We should probably reflect on that power output a bit more - 375hp at the wheels is roughly a 170 percent power increase over standard!
Engine management is the task of a MoTeC M800 programmable ECU, which takes an engine load input from a MAP sensor and enforces a rev limit at around 9000. A set of 1000cc HKS injectors, a HKS fuel pressure reg and twin Bosch Motorsport fuel pumps drink from a surge tank. Paul tells us one thing yet to be finished is the fitment of a fuel cooler; apparently the juice gets a bit hot after cycling through the fuel system. Delivering spark energy is a collection of M&W coils.
The RWD driveline is now slip-free thanks to the fitment of a grippy twin-plate HKS. The standard SW20 MR2 Turbo triple synchro transaxle is enhanced with a remote fluid cooler as well a TRD clutch-type LSD.

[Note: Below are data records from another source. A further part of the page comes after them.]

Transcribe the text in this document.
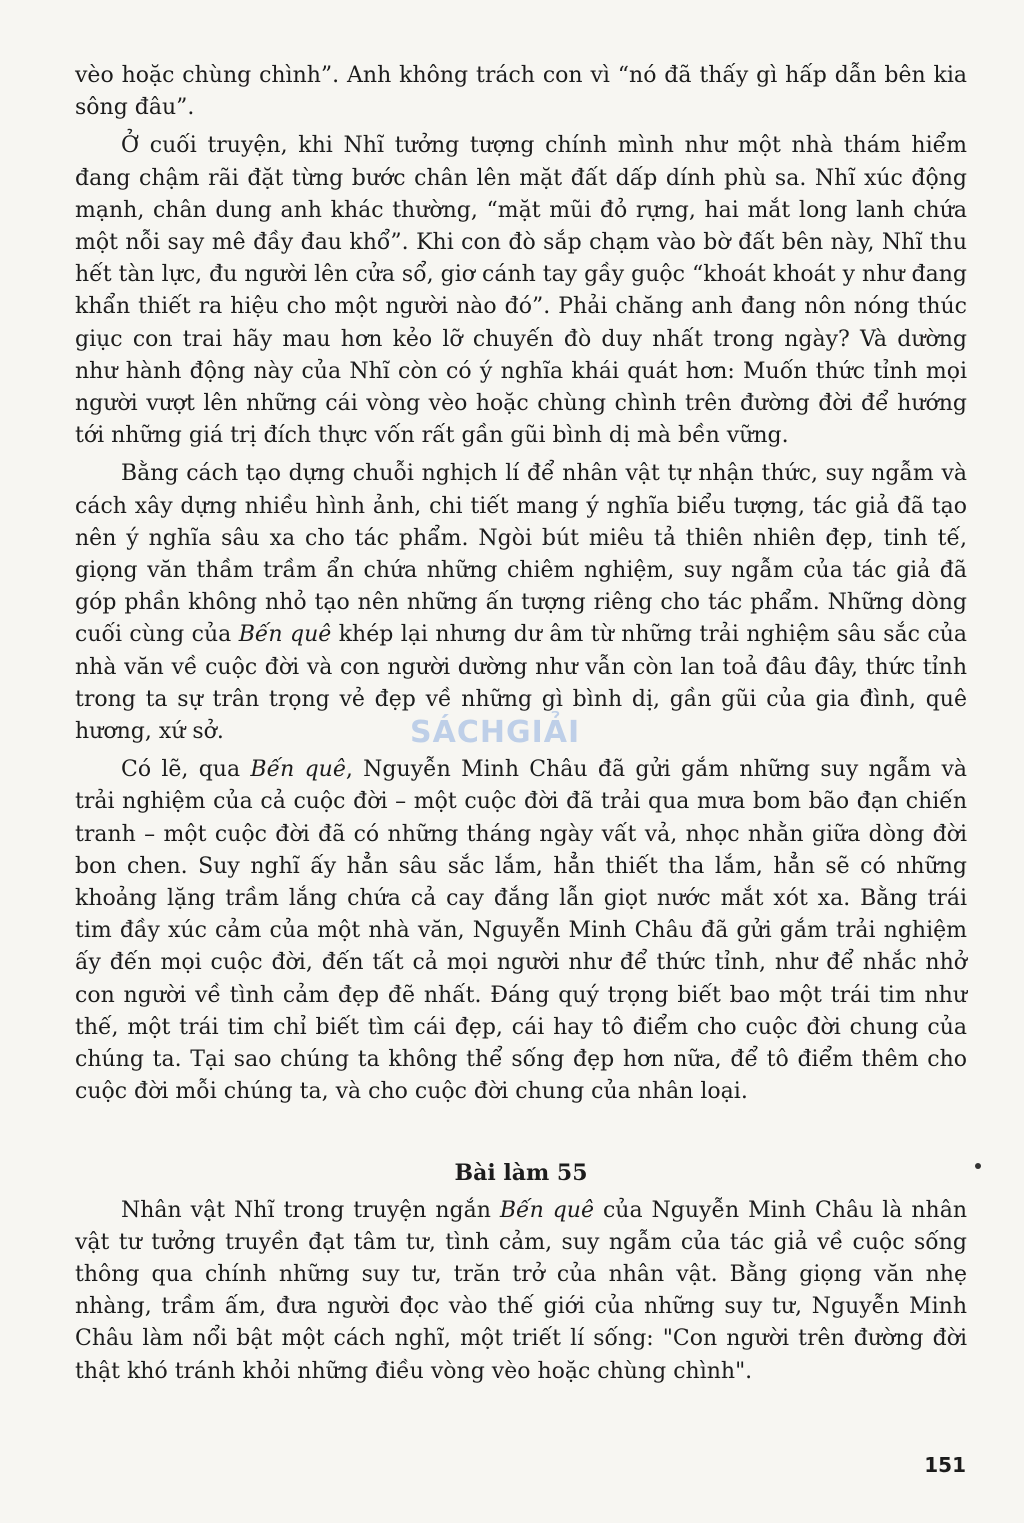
vèo hoặc chùng chình”. Anh không trách con vì “nó đã thấy gì hấp dẫn bên kia sông đâu”.

Ở cuối truyện, khi Nhĩ tưởng tượng chính mình như một nhà thám hiểm đang chậm rãi đặt từng bước chân lên mặt đất dấp dính phù sa. Nhĩ xúc động mạnh, chân dung anh khác thường, “mặt mũi đỏ rựng, hai mắt long lanh chứa một nỗi say mê đầy đau khổ”. Khi con đò sắp chạm vào bờ đất bên này, Nhĩ thu hết tàn lực, đu người lên cửa sổ, giơ cánh tay gầy guộc “khoát khoát y như đang khẩn thiết ra hiệu cho một người nào đó”. Phải chăng anh đang nôn nóng thúc giục con trai hãy mau hơn kẻo lỡ chuyến đò duy nhất trong ngày? Và dường như hành động này của Nhĩ còn có ý nghĩa khái quát hơn: Muốn thức tỉnh mọi người vượt lên những cái vòng vèo hoặc chùng chình trên đường đời để hướng tới những giá trị đích thực vốn rất gần gũi bình dị mà bền vững.

Bằng cách tạo dựng chuỗi nghịch lí để nhân vật tự nhận thức, suy ngẫm và cách xây dựng nhiều hình ảnh, chi tiết mang ý nghĩa biểu tượng, tác giả đã tạo nên ý nghĩa sâu xa cho tác phẩm. Ngòi bút miêu tả thiên nhiên đẹp, tinh tế, giọng văn thầm trầm ẩn chứa những chiêm nghiệm, suy ngẫm của tác giả đã góp phần không nhỏ tạo nên những ấn tượng riêng cho tác phẩm. Những dòng cuối cùng của Bến quê khép lại nhưng dư âm từ những trải nghiệm sâu sắc của nhà văn về cuộc đời và con người dường như vẫn còn lan toả đâu đây, thức tỉnh trong ta sự trân trọng vẻ đẹp về những gì bình dị, gần gũi của gia đình, quê hương, xứ sở.

Có lẽ, qua Bến quê, Nguyễn Minh Châu đã gửi gắm những suy ngẫm và trải nghiệm của cả cuộc đời – một cuộc đời đã trải qua mưa bom bão đạn chiến tranh – một cuộc đời đã có những tháng ngày vất vả, nhọc nhằn giữa dòng đời bon chen. Suy nghĩ ấy hẳn sâu sắc lắm, hẳn thiết tha lắm, hẳn sẽ có những khoảng lặng trầm lắng chứa cả cay đắng lẫn giọt nước mắt xót xa. Bằng trái tim đầy xúc cảm của một nhà văn, Nguyễn Minh Châu đã gửi gắm trải nghiệm ấy đến mọi cuộc đời, đến tất cả mọi người như để thức tỉnh, như để nhắc nhở con người về tình cảm đẹp đẽ nhất. Đáng quý trọng biết bao một trái tim như thế, một trái tim chỉ biết tìm cái đẹp, cái hay tô điểm cho cuộc đời chung của chúng ta. Tại sao chúng ta không thể sống đẹp hơn nữa, để tô điểm thêm cho cuộc đời mỗi chúng ta, và cho cuộc đời chung của nhân loại.

Bài làm 55

Nhân vật Nhĩ trong truyện ngắn Bến quê của Nguyễn Minh Châu là nhân vật tư tưởng truyền đạt tâm tư, tình cảm, suy ngẫm của tác giả về cuộc sống thông qua chính những suy tư, trăn trở của nhân vật. Bằng giọng văn nhẹ nhàng, trầm ấm, đưa người đọc vào thế giới của những suy tư, Nguyễn Minh Châu làm nổi bật một cách nghĩ, một triết lí sống: "Con người trên đường đời thật khó tránh khỏi những điều vòng vèo hoặc chùng chình".

SÁCHGIẢI
151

And as we all know - some from experience! - power is nothing without control.
With ample grunt on tap, Raymond spared no expense upgrading the MR2's suspension and brake package. The standard struts have been replaced by fully adjustable Drummond units (the first set made by the company), while adjustable GAB swaybars allow further tweaking of handling attitude. Furthermore, the suspension has been fully rose-jointed, bump-steer characteristics have been altered, the car has been corner weighted and castor has been increased by a massive 10-degrees - this, Raymond says, tremendously improved turn-in.
Paul has also added extensive bracing in the engine compartment, which tightens up the chassis in addition to the GAB front tower bar.
And no matter how quickly that stroked and turbocharged mill can fling the little MR2 to the next corner, Raymond can have confidence in the braking system under his boot - impressive 6-pot AP calipers and monster discs at the front and slightly larger rear discs with relocated calipers at the rear. Both ends employ Ferodo 3000 pads.
Apparently, Raymond has a fair collection of wheels at home but those seen here are 17-inch Volk products wearing track-ready 215/45 and 235/45 Dunlop D10Js. Seventeen-inch wheels, by the way, are the minimum size required to clear the giant front brakes.
Inevitably, there are a few telltale external signs that this isn't your average MR2. There's an aftermarket front 'bar, carbon fibre bonnet, carbon fibre side air intakes (for the air filter and gearbox fluid cooler), a cut-out in the front bumper (for the coolant radiator), adjustable rear wing and the aforementioned WRX intercooler scoop. Another tricky feature is the Ferrari-style louvered engine cover, which - according to Paul - lets the engine run a bit cooler. Looks killer too!
Indoors, the MR2's 2-seater cabin doesn't leave room for a great deal of space, but Raymond has made the most of it by fitting a half cage, Recaro carbon fibre race seat, race wheel and a few gauges - yet to be changed to a computer display with numerous sensor inputs.
At the time of writing the car hasn't made much of an appearance on the racetrack. Professional driver - Warren Luff - took the car for a spin around Wakefield to suggest some improvements and came back with one main point - "it has a lot of power!" Raymond tells us the car is a bit nervous cornering at high speed, but - as always - the car requires discipline to drive fast. Once he is fully accustomed with the car's somewhat accentuated characteristics, it will surely be one of the ultimate weekend racers.
This car finds its place in the garage just in case Raymond needs more of a speed hit after driving his rare ST205 Toyota Celica GT4 Group A and (modified) Japanese-import MR2 turbo on the street!